The PHAC advises consumers to check their homes to see if they have any of the contaminated flour and take the following precautions if they have it. If you have any of the recalled products in your home or place of business:

  • Do not use or eat recalled flour or flour products. If you have a recalled flour product in your home, secure the recalled product in a plastic bag and throw it out or return it to the store where it was purchased for a refund.
  • If you have flour without its original packaging and are unsure if it is included in the food recall, throw it out just to be safe.
  • Thoroughly wash any containers that were used to store the recalled product before using them again.
  • If you suspect you may have used recalled flour to make baked goods or a non-baked product, such as children’s play-dough, throw it out. Wash all surfaces or containers where the product may have been used or stored.
  • Wash your hands with soap and warm water immediately following any contact with the recalled product.
  • Do not taste raw dough, batter or any other product containing uncooked flour. Eating a small amount could make you sick.
  • Bake or cook items made with raw dough or batter before eating them.
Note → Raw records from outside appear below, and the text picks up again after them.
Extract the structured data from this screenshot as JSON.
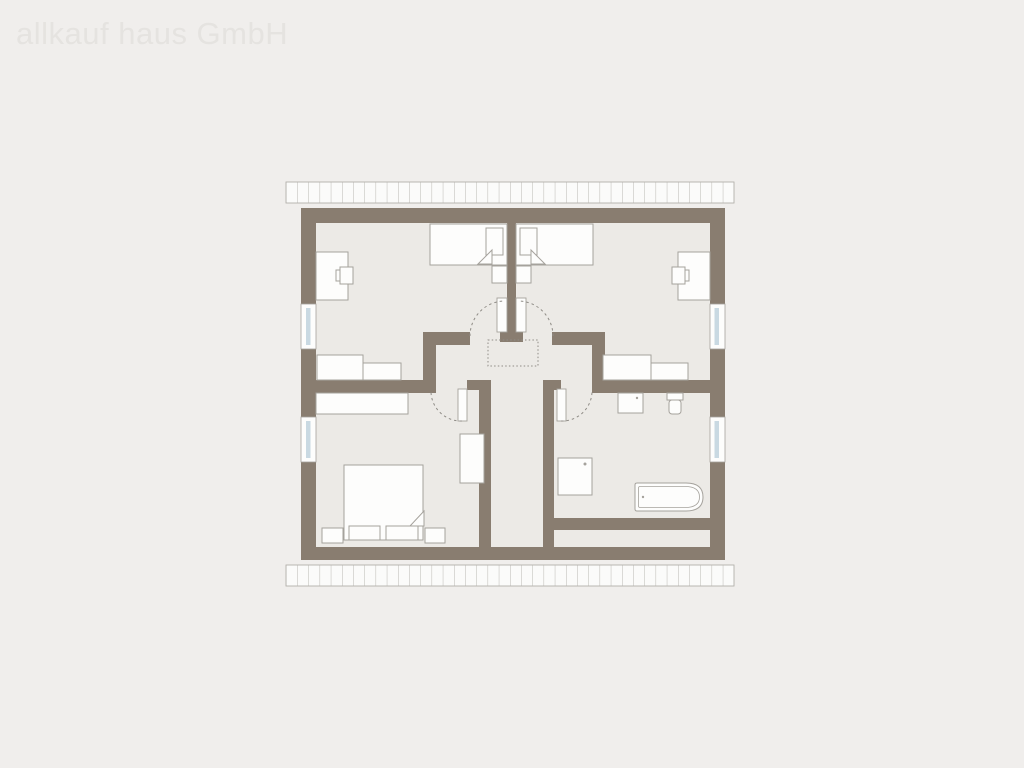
{
  "watermark": {
    "text": "allkauf haus GmbH"
  },
  "colors": {
    "bg": "#f0eeec",
    "floor": "#eceae6",
    "wall": "#897d70",
    "fixture_fill": "#fdfdfc",
    "fixture_stroke": "#a5a29c",
    "eave_fill": "#fbfbfa",
    "eave_stroke": "#b3b0ab",
    "glazing": "#c9d9e2",
    "annotation": "#8f8c86",
    "watermark": "#e5e3e0"
  },
  "plan": {
    "type": "floor-plan",
    "window_count": 4,
    "door_count": 4,
    "symbols": [
      "roof-eave-top",
      "roof-eave-bottom",
      "single-bed",
      "single-bed",
      "double-bed",
      "desk",
      "desk",
      "chair",
      "chair",
      "bedside-table",
      "bedside-table",
      "nightstand",
      "nightstand",
      "sideboard",
      "sideboard",
      "sideboard",
      "sideboard",
      "wardrobe",
      "tall-cabinet",
      "sink",
      "toilet",
      "shower",
      "bathtub",
      "ceiling-opening"
    ]
  }
}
  • Always use hot water and soap to wash any bowls, utensils, or surfaces that flour was used on.
  • Wash your hands with soap and warm water immediately after touching flour, raw dough or batter.
  • Contact your healthcare provider if you think you have become ill from eating raw dough or batter or from consuming or handling a flour product and tell them about the possible exposure to pathogens so the proper diagnostic tests can be done.

This story first appeared in Food Safety News and is reposted here with permission.